The Spartans had a decent day pressuring the quarterback, but were only able to cash in two sacks. Here they are.

The first one came late in the first quarter, with OSU facing third-and-10 from their own 26 yard line. MSU is going to bring Justin Layne (yellow) on a corner blitz, while dropping the two LB’ers back into coverage just as the ball is about to be snapped. The safety on Layne’s side (red) is going to step up and cover the wideout, while everyone else is in zone.

Layne comes in unblocked as the running back comes to the near side to help on Bouyer-Randle. Naquan Jones also beats his man to arrive at the same time as Layne, leaving Haskins nowhere to go.

Honestly, if Jones hadn’t gotten there and Layne came in unblocked from the back side it’s entirely possible that you could have seen a fumble. He had no idea Layne was coming. Another good job of bringing pressure from different spots by MSU.

The second sack is more straight forward. Kenny Willekes is a beast and cannot be stopped.

Why Ohio State thought they could block Willekes with the guard on the far side pulling across after the snap is beyond me. He is way too fast for that, and even before this he had been getting into the backfield with some regularity.

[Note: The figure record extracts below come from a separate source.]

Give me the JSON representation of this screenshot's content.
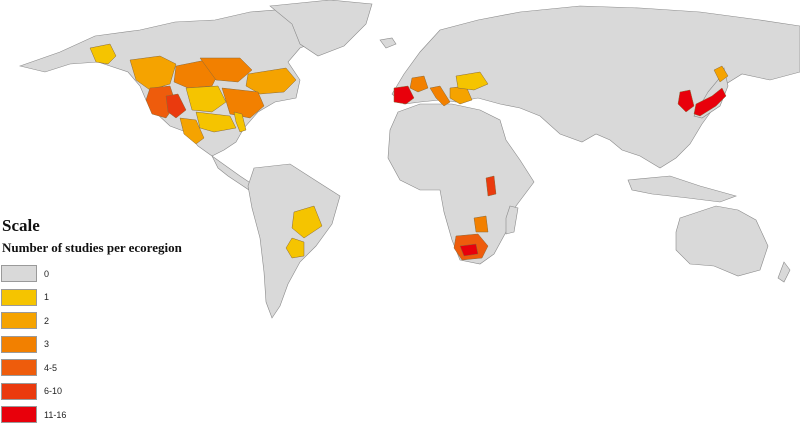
{
  "legend": {
    "title": "Scale",
    "subtitle": "Number of studies per ecoregion",
    "classes": [
      {
        "label": "0",
        "color": "#d9d9d9"
      },
      {
        "label": "1",
        "color": "#f5c400"
      },
      {
        "label": "2",
        "color": "#f5a300"
      },
      {
        "label": "3",
        "color": "#f28000"
      },
      {
        "label": "4-5",
        "color": "#ee5c0c"
      },
      {
        "label": "6-10",
        "color": "#ea3a0e"
      },
      {
        "label": "11-16",
        "color": "#e8000b"
      }
    ]
  },
  "colors": {
    "land": "#d9d9d9",
    "border": "#8a8a8a",
    "ocean": "#ffffff"
  }
}
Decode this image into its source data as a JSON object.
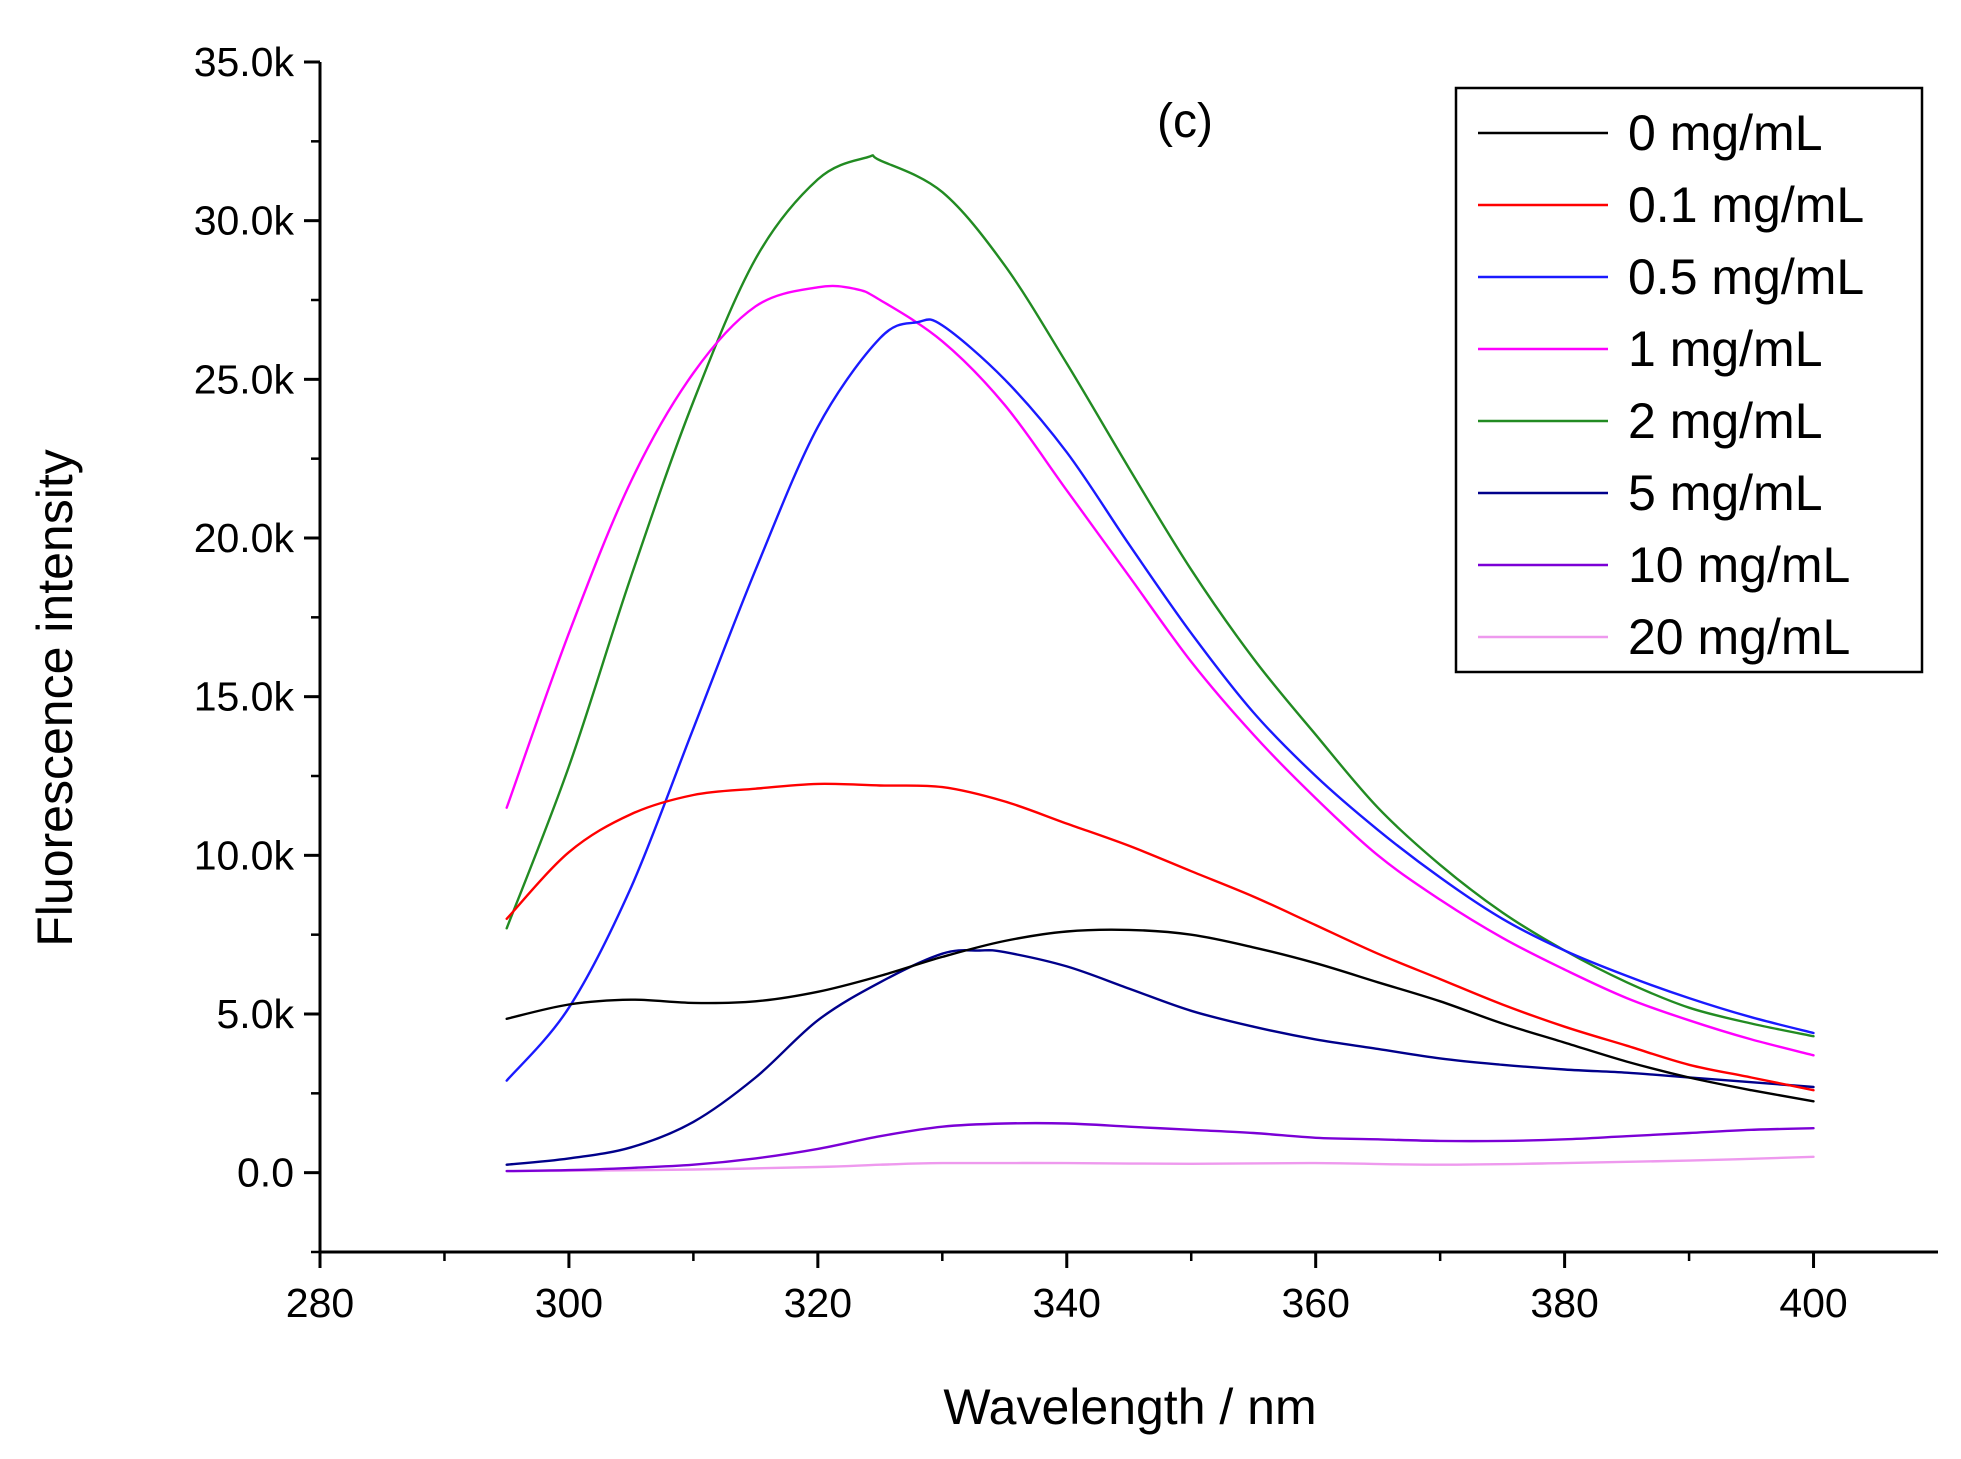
{
  "chart_data": {
    "type": "line",
    "title": "",
    "annotation": "(c)",
    "xlabel": "Wavelength / nm",
    "ylabel": "Fluorescence intensity",
    "xlim": [
      280,
      410
    ],
    "ylim": [
      -2500,
      35000
    ],
    "x_ticks": [
      280,
      300,
      320,
      340,
      360,
      380,
      400
    ],
    "x_tick_labels": [
      "280",
      "300",
      "320",
      "340",
      "360",
      "380",
      "400"
    ],
    "y_ticks": [
      0,
      5000,
      10000,
      15000,
      20000,
      25000,
      30000,
      35000
    ],
    "y_tick_labels": [
      "0.0",
      "5.0k",
      "10.0k",
      "15.0k",
      "20.0k",
      "25.0k",
      "30.0k",
      "35.0k"
    ],
    "grid": false,
    "legend_position": "top-right",
    "series": [
      {
        "name": "0 mg/mL",
        "color": "#000000",
        "x": [
          295,
          300,
          305,
          310,
          315,
          320,
          325,
          330,
          335,
          340,
          345,
          350,
          355,
          360,
          365,
          370,
          375,
          380,
          385,
          390,
          395,
          400
        ],
        "y": [
          4850,
          5300,
          5450,
          5350,
          5400,
          5700,
          6200,
          6800,
          7300,
          7600,
          7650,
          7500,
          7100,
          6600,
          6000,
          5400,
          4700,
          4100,
          3500,
          3000,
          2600,
          2250
        ]
      },
      {
        "name": "0.1 mg/mL",
        "color": "#ff0000",
        "x": [
          295,
          300,
          305,
          310,
          315,
          320,
          325,
          330,
          335,
          340,
          345,
          350,
          355,
          360,
          365,
          370,
          375,
          380,
          385,
          390,
          395,
          400
        ],
        "y": [
          8000,
          10100,
          11300,
          11900,
          12100,
          12250,
          12200,
          12150,
          11700,
          11000,
          10300,
          9500,
          8700,
          7800,
          6900,
          6100,
          5300,
          4600,
          4000,
          3400,
          3000,
          2600
        ]
      },
      {
        "name": "0.5 mg/mL",
        "color": "#1a1aff",
        "x": [
          295,
          300,
          305,
          310,
          315,
          320,
          325,
          328,
          330,
          335,
          340,
          345,
          350,
          355,
          360,
          365,
          370,
          375,
          380,
          385,
          390,
          395,
          400
        ],
        "y": [
          2900,
          5200,
          9000,
          14000,
          19000,
          23500,
          26300,
          26800,
          26700,
          25000,
          22700,
          19800,
          17000,
          14500,
          12500,
          10800,
          9300,
          8000,
          7000,
          6200,
          5500,
          4900,
          4400
        ]
      },
      {
        "name": "1 mg/mL",
        "color": "#ff00ff",
        "x": [
          295,
          300,
          305,
          310,
          315,
          320,
          323,
          325,
          330,
          335,
          340,
          345,
          350,
          355,
          360,
          365,
          370,
          375,
          380,
          385,
          390,
          395,
          400
        ],
        "y": [
          11500,
          17000,
          21800,
          25200,
          27300,
          27900,
          27850,
          27500,
          26200,
          24200,
          21500,
          18800,
          16100,
          13800,
          11800,
          10000,
          8600,
          7400,
          6400,
          5500,
          4800,
          4200,
          3700
        ]
      },
      {
        "name": "2 mg/mL",
        "color": "#228b22",
        "x": [
          295,
          300,
          305,
          310,
          315,
          320,
          324,
          325,
          330,
          335,
          340,
          345,
          350,
          355,
          360,
          365,
          370,
          375,
          380,
          385,
          390,
          395,
          400
        ],
        "y": [
          7700,
          12800,
          18800,
          24300,
          28800,
          31300,
          32000,
          31900,
          30900,
          28600,
          25500,
          22200,
          19000,
          16200,
          13800,
          11500,
          9700,
          8200,
          7000,
          6000,
          5200,
          4700,
          4300
        ]
      },
      {
        "name": "5 mg/mL",
        "color": "#00008b",
        "x": [
          295,
          300,
          305,
          310,
          315,
          320,
          325,
          330,
          333,
          335,
          340,
          345,
          350,
          355,
          360,
          365,
          370,
          375,
          380,
          385,
          390,
          395,
          400
        ],
        "y": [
          250,
          450,
          800,
          1600,
          3000,
          4800,
          6000,
          6900,
          7000,
          6950,
          6500,
          5800,
          5100,
          4600,
          4200,
          3900,
          3600,
          3400,
          3250,
          3150,
          3000,
          2850,
          2700
        ]
      },
      {
        "name": "10 mg/mL",
        "color": "#7b00d6",
        "x": [
          295,
          300,
          305,
          310,
          315,
          320,
          325,
          330,
          335,
          340,
          345,
          350,
          355,
          360,
          365,
          370,
          375,
          380,
          385,
          390,
          395,
          400
        ],
        "y": [
          50,
          80,
          150,
          250,
          450,
          750,
          1150,
          1450,
          1550,
          1550,
          1450,
          1350,
          1250,
          1100,
          1050,
          1000,
          1000,
          1050,
          1150,
          1250,
          1350,
          1400
        ]
      },
      {
        "name": "20 mg/mL",
        "color": "#ee99ee",
        "x": [
          295,
          300,
          310,
          320,
          325,
          330,
          340,
          350,
          360,
          370,
          380,
          390,
          400
        ],
        "y": [
          50,
          60,
          100,
          180,
          250,
          300,
          300,
          280,
          300,
          250,
          300,
          380,
          500
        ]
      }
    ]
  }
}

Willekes finished the game with 13 tackles, 3.5 tackles for loss, a sack, a quarterback hit, and a pass breakup. Not a bad day’s work.

Willekes now as 17 tackles for loss, already surpassing last season’s total of 14.5 with two more regular season games plus a bowl game. He is currently tied with the late Mike Labinjo for the sixth most TFL in a single season in school history. He needs only two more to move into second by himself on that list. Julian Peterson’s school record of 30 remains untouchable.

At 31.5 tackles for loss, Willekes is already alone in 12th place on the MSU career list. Two more would put him into the top ten. If he plays another season at MSU and keeps up this pace he will easily become MSU’s career leader.

Oh by the way Willekes also has surpassed last season’s sack total as well as he is up to 8.5 now. At his current pace and another full season he would end up second or third on the MSU all-time sack list.

It’s time to start appreciating Kenny Willekes for being one of the best edge rushers MSU has had.

Rocky’s Run

This play helped get MSU’s second scoring drive going, and made it look like the Spartans might actually have a chance after switching to Rocky Lombardi.

It’s third-and-two and getting anything has been tough for MSU at this point. The Spartans send Chambers (green) in jet motion across the formation, he is followed by the corner, emptying out that side of the field. Everything seems to indicate the play going to the far side.

The two guards (red) are going to pull to the near side off the snap and lead the way for Lombardi, who fakes the handoff to Chambers on the jet sweep and keeps it himself.

The left guard seals off the edge to open the hole for Lombardi, who follows his blocking perfectly and he’s off to the races.

As he gets downfield Rocky actually slows up to try and get Jordan Reid out in front of himself to block the safety. As a result it allows the OSU defender to catch him from behind as he tries to cut back across the block. It probably didn’t make a big difference in the play’s end result as he likely wouldn’t have beaten the safety anyway, and it shows good patience by Lombardi.

Rocky has shown capable running skills when he has been out there. He may not be as fast as Lewerke, but he isn’t slow and he runs with confidence and he’s probably built a little better to withstand the punishment.

Everything that happened from this point on was pretty stupid so there really isn’t much point of going back through it.

Next up is Nebraska, hopefully MSU can figure out a plan on offense that doesn’t involve doing the Curly Shuffle at quarterback by then.